Is this vector calculus problem correct?

A scalar field $\displaystyle \phi $ is a function of x,z and t only. Vectors $\displaystyle {\bf{E}}$ and $\displaystyle {\bf{H}}$ are defined by:

$\displaystyle {\bf{E}} = \frac{1}{\varepsilon }\left( {\frac{{\partial \phi }}{{\partial {z^{}}}}{\bf{i}} - \frac{{\partial \phi }}{{\partial x}}{\bf{k}}} \right)$

$\displaystyle {\bf{H}} = - \frac{{\partial \phi }}{{\partial t}}{\bf{j}}$

The divergence of a vector field

$\displaystyle {\bf{F}} = {F_1}{\bf{i}} + {F_2}{\bf{j}} + {F_3}{\bf{k}}$

is a scalar given by:

$\displaystyle \nabla \cdot {\bf{F}} = \frac{{\partial {F_1}}}{{\partial x}} + \frac{{\partial {F_2}}}{{\partial t}} + \frac{{\partial {F_3}}}{{\partial z}}$

Show that

$\displaystyle \nabla \cdot {\bf{H}} = 0$

$\displaystyle \nabla \cdot {\bf{H}} = \left( {{\bf{i}}\frac{\partial }{{\partial x}} + {\bf{j}}\frac{\partial }{{\partial t}} + {\bf{k}}\frac{\partial }{{\partial z}}} \right) \cdot \left( { - \frac{{\partial \phi }}{{\partial {t^{}}}}{\bf{j}}} \right)$

$\displaystyle \frac{{\partial {F_2}}}{{\partial t}} = 0$

And show that $\displaystyle \nabla \cdot {\bf{E}} = 0$

$\displaystyle {\bf{E}} = \frac{1}{\varepsilon }\frac{{\partial \phi }}{{\partial {z^{}}}}{\bf{i}} - \frac{1}{\varepsilon }\frac{{\partial \phi }}{{\partial x}}{\bf{k}}$

$\displaystyle \nabla \cdot {\bf{E}} = \left( {{\bf{i}}\frac{\partial }{{\partial x}} + {\bf{j}}\frac{\partial }{{\partial z}} + {\bf{k}}\frac{\partial }{{\partial t}}} \right) \cdot \left( {\frac{1}{\varepsilon }\frac{{\partial \phi }}{{\partial {z^{}}}}{\bf{i}} - \frac{1}{\varepsilon }\frac{{\partial \phi }}{{\partial x}}{\bf{k}}} \right)$

So that gives

$\displaystyle \frac{{\partial {F_1}}}{{\partial x}} = \frac{1}{\varepsilon }\frac{{\partial \phi }}{{\partial {z^{}}}}$

$\displaystyle \frac{{\partial {F_3}}}{{\partial x}} = - \frac{1}{\varepsilon }\frac{{\partial \phi }}{{\partial x}}$

Which will cancel each other out

Given that

$\displaystyle \nabla \times {\bf{E}} = - \mu \frac{{\partial {\bf{H}}}}{{\partial t}}$

where u is a constant show that $\displaystyle \phi $ satisfies the partial differential equation

$\displaystyle \frac{{{\partial ^2}\phi }}{{\partial {x^2}}} + \frac{{{\partial ^2}\phi }}{{\partial {z^2}}} = \mu \varepsilon \frac{{{\partial ^2}\phi }}{{\partial {t^2}}}$

How to go about this last part?

Thanks for feedback.

Re: Is this vector calculus problem correct?

Hey mark090480.

The first thing you should do is setup a matrix and calculate its determinant to calculate curl(E) and calculate the LHS accordingly.
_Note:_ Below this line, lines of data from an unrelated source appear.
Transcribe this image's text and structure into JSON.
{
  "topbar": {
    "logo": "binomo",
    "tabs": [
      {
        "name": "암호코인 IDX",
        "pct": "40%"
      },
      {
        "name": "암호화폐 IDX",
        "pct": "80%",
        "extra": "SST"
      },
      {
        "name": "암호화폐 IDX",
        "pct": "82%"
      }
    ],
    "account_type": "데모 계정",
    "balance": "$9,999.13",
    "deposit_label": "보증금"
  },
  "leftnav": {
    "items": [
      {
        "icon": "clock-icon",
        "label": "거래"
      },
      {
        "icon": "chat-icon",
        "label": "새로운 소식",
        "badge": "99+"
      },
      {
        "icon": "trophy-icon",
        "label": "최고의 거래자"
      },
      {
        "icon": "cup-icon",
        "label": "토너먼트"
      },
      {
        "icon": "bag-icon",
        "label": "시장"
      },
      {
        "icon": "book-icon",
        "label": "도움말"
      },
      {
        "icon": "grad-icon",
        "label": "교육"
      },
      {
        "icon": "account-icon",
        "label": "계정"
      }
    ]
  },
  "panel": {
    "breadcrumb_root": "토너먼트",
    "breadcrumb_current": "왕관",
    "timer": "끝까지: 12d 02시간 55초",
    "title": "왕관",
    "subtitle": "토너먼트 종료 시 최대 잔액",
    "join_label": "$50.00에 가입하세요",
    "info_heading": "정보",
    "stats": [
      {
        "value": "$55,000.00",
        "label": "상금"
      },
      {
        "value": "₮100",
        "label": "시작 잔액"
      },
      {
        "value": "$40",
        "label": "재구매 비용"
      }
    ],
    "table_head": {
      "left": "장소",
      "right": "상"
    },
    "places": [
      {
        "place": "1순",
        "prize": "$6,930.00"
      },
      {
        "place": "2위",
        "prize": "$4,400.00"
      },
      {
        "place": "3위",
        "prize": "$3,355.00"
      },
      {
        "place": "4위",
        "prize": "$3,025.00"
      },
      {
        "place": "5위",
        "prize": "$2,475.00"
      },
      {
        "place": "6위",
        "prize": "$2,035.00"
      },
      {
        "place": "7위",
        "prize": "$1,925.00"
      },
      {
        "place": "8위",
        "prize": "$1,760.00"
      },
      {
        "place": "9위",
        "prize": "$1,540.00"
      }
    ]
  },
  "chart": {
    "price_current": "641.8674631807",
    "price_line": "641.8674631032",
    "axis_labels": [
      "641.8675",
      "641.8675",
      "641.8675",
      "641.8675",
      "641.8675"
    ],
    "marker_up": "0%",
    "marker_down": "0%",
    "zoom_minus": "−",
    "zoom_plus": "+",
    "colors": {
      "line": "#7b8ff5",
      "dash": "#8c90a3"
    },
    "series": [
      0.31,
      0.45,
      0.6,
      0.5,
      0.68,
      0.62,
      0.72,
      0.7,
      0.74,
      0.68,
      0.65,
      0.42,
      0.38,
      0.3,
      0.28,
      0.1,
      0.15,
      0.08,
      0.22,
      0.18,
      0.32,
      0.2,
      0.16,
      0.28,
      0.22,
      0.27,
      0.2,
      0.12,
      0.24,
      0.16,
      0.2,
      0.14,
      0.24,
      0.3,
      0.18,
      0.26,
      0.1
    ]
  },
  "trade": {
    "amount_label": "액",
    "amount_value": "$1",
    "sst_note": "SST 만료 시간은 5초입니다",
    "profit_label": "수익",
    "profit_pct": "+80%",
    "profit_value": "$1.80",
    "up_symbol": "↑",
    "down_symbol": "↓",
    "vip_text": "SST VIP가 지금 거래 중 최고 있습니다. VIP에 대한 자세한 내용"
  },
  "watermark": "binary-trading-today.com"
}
Based on this and the other constraint you will have two pieces of information which you can combine.

Re: Is this vector calculus problem correct?

Hello Chiro,

Do you mean to solve that last part I should use the curl? The problem I have is that this is all the info I have, I cannot calculate the det as I have no real numbers to use. What about the other parts, are they looking good?

Thanks for any help.

Re: Is this vector calculus problem correct?

You can do it symbolically just like you did the del(E). Just set up the matrix symbolically and then use algebra to calculate the determinant.